Jesus’ instruction is all well and good for nine of the ten. Once certified as clean by the priests they will be free to enter the Temple and to worship God with other members of their community. But the tenth, the Samaritan, is caught in a dilemma. He sets off with the others but stops short. He knows will not be welcome in the Jewish Temple and that nothing the Jewish priests say or do will make him fit (in their eyes) to be a member of their worshipping community. Does he go instead to the Samaritan place of worship on Mount Gerizim and to his own priests? Where does he go to worship God? Then it comes to him – God is no longer to be found either in Jerusalem or at Gerizim. God is to be found in the person of Jesus.

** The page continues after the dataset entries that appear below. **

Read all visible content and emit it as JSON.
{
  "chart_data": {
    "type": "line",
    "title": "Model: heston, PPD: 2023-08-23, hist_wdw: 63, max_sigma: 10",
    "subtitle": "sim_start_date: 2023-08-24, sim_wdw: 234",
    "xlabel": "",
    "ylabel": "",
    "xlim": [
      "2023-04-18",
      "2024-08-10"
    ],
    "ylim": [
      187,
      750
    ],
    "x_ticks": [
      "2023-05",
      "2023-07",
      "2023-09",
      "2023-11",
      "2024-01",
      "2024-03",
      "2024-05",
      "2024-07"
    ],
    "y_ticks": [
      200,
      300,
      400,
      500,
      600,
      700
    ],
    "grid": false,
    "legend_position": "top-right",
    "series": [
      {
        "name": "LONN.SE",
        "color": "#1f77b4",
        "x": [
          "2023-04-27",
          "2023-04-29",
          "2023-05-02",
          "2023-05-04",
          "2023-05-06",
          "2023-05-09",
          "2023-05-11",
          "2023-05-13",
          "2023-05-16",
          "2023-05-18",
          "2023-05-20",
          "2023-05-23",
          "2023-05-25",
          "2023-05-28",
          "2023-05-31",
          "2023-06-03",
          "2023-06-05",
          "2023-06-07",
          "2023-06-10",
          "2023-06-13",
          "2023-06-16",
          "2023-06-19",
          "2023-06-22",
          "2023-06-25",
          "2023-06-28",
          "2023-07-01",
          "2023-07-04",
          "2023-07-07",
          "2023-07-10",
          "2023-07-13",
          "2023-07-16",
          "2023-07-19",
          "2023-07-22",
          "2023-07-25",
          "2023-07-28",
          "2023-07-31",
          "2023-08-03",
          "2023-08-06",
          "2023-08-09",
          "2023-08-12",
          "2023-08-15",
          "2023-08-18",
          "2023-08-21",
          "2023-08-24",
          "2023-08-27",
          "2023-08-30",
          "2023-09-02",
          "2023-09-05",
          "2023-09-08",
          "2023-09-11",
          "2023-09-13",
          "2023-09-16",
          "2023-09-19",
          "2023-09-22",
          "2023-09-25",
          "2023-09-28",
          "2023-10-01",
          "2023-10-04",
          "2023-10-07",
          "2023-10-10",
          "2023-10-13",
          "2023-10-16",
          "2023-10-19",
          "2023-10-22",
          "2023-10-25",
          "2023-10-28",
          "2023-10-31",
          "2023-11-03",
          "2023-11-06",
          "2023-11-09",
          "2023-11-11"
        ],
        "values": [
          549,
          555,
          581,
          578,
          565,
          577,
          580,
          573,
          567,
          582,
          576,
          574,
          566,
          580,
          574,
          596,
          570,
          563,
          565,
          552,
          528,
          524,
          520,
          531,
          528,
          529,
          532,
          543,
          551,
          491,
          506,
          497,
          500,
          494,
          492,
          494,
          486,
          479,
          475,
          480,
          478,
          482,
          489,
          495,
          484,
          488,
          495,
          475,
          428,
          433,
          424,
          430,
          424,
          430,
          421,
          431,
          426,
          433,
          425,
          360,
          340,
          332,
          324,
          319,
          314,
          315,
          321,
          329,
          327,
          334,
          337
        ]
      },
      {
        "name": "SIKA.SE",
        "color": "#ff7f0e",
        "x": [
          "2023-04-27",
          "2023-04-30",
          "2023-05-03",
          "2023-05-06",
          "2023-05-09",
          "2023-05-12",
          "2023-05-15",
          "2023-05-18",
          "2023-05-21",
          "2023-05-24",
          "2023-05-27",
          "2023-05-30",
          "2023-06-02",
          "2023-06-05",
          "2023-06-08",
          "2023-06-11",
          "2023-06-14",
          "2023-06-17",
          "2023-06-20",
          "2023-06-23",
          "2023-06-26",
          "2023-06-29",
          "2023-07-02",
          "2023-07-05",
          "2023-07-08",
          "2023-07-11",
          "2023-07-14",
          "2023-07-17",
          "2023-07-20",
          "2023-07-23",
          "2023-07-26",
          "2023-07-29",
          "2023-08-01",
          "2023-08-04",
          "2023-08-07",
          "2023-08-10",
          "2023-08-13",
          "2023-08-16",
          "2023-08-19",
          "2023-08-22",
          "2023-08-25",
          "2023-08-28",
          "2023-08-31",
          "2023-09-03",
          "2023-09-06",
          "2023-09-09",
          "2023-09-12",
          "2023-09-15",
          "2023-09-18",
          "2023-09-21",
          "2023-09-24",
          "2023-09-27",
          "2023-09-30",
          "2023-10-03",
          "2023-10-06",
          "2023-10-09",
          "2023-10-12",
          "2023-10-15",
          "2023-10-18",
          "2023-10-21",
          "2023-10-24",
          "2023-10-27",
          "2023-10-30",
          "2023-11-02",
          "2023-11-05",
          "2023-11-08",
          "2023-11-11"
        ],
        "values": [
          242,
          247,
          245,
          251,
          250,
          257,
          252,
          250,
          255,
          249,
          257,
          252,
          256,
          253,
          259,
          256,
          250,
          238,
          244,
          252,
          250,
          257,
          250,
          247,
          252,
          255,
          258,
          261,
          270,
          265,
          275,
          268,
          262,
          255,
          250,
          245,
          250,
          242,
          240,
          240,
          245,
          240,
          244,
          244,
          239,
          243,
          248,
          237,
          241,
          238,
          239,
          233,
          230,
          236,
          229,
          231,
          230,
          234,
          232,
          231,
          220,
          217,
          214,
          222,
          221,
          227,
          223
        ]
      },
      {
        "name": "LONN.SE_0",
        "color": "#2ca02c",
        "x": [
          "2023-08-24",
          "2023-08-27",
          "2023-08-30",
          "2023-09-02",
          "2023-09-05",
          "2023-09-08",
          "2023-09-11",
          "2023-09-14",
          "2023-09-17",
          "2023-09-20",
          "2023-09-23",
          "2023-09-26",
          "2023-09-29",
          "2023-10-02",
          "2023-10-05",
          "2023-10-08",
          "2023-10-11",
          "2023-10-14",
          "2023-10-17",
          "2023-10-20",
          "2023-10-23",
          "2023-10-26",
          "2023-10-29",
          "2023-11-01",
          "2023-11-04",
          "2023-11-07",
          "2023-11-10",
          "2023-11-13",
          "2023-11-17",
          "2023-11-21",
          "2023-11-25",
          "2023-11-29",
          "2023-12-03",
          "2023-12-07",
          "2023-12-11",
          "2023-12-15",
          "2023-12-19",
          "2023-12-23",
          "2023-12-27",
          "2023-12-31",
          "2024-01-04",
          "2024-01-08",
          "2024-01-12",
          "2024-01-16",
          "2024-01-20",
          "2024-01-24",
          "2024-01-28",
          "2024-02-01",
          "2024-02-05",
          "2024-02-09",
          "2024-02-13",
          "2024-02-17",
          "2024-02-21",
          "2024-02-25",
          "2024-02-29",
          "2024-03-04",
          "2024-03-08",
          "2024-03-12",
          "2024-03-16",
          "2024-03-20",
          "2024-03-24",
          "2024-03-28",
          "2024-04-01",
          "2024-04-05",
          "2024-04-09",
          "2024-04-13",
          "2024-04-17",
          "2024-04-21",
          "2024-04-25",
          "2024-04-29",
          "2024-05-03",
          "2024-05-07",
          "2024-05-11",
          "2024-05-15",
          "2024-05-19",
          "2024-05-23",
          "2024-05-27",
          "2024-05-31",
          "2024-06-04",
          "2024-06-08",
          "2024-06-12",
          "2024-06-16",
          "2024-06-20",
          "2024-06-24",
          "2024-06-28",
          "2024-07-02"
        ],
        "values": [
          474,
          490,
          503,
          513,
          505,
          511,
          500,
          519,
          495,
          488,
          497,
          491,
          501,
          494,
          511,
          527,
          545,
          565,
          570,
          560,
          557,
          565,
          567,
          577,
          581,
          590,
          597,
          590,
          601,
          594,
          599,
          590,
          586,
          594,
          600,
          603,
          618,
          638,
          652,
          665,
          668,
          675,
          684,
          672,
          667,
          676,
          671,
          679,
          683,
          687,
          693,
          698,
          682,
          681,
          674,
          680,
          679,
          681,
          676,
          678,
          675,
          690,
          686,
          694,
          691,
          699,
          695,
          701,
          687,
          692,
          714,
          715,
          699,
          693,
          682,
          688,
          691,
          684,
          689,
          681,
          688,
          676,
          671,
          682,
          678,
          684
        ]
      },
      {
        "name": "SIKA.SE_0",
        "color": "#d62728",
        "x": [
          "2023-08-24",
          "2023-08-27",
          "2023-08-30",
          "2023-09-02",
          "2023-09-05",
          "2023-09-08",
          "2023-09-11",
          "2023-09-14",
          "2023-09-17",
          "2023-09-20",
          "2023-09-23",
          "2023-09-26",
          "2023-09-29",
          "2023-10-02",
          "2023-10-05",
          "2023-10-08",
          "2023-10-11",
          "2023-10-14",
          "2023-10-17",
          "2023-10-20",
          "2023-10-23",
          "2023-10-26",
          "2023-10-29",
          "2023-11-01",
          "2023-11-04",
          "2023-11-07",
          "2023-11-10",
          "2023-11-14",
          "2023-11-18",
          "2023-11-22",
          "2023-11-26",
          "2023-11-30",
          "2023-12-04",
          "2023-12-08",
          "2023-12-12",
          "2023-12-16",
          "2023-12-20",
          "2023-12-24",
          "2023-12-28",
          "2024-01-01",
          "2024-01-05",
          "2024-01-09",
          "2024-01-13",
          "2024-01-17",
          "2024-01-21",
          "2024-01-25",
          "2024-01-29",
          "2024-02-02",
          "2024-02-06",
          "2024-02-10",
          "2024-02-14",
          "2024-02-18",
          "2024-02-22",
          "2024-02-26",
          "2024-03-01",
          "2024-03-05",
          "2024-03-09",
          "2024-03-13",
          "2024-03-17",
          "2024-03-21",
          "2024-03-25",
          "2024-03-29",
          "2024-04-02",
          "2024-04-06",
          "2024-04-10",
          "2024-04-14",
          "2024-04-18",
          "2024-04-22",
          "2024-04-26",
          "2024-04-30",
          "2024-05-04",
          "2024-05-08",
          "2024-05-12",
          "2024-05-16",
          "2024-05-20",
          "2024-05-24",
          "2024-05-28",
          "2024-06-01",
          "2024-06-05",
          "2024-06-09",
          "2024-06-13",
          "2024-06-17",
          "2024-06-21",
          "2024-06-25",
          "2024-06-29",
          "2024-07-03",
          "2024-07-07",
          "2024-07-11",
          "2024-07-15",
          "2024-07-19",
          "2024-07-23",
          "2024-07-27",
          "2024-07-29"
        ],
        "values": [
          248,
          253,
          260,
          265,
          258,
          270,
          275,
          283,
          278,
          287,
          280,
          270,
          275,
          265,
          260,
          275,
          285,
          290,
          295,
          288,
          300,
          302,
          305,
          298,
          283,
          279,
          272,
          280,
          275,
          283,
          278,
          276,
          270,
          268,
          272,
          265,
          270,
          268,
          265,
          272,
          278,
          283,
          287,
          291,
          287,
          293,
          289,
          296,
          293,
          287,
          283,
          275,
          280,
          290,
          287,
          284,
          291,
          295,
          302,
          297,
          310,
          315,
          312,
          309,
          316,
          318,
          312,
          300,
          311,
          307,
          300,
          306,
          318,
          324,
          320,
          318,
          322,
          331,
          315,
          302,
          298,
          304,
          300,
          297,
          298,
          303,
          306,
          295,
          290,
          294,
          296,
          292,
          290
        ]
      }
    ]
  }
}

The Samaritan turns back “praising God”. He bows his face to the ground at Jesus’ feet and thanks him – using a word only used in the Greek for thanks and praise given to God.[iii] He is commended and the nine are censured, not for giving thanks, but for returning to Jesus and giving praise to God.

The Samaritan, the outsider, recognised what the others from their privileged position of inclusion did not, that God was no longer to be encountered in the exclusive space of the Temple, but in the person of Jesus. In Jesus, the boundaries between clean and unclean, sacred and profane, insider and outsider are broken-down. The barriers between God and humanity have been torn apart. Through Jesus we have direct access to God. We do not need intermediaries to intercede for us or to praise God on our behalf. We are free to worship as we are and where we are. We have no need to feel worthy enough or holy enough to worship God.

It doesn’t matter where we are as long as together and individually we recognise all that God has done for us, and that we respond with praise and thanksgiving.

 

[i] I am indebted to John J. Pilch and Denis Hamm for some of these insights. (see http://www.liturgy.slu.edu for October 13, 2019)

[ii] What we know as leprosy is not very contagious and was not known in antiquity.

[iii] “eucharistein” is used in the Greek bible only for thanks and praise given to God.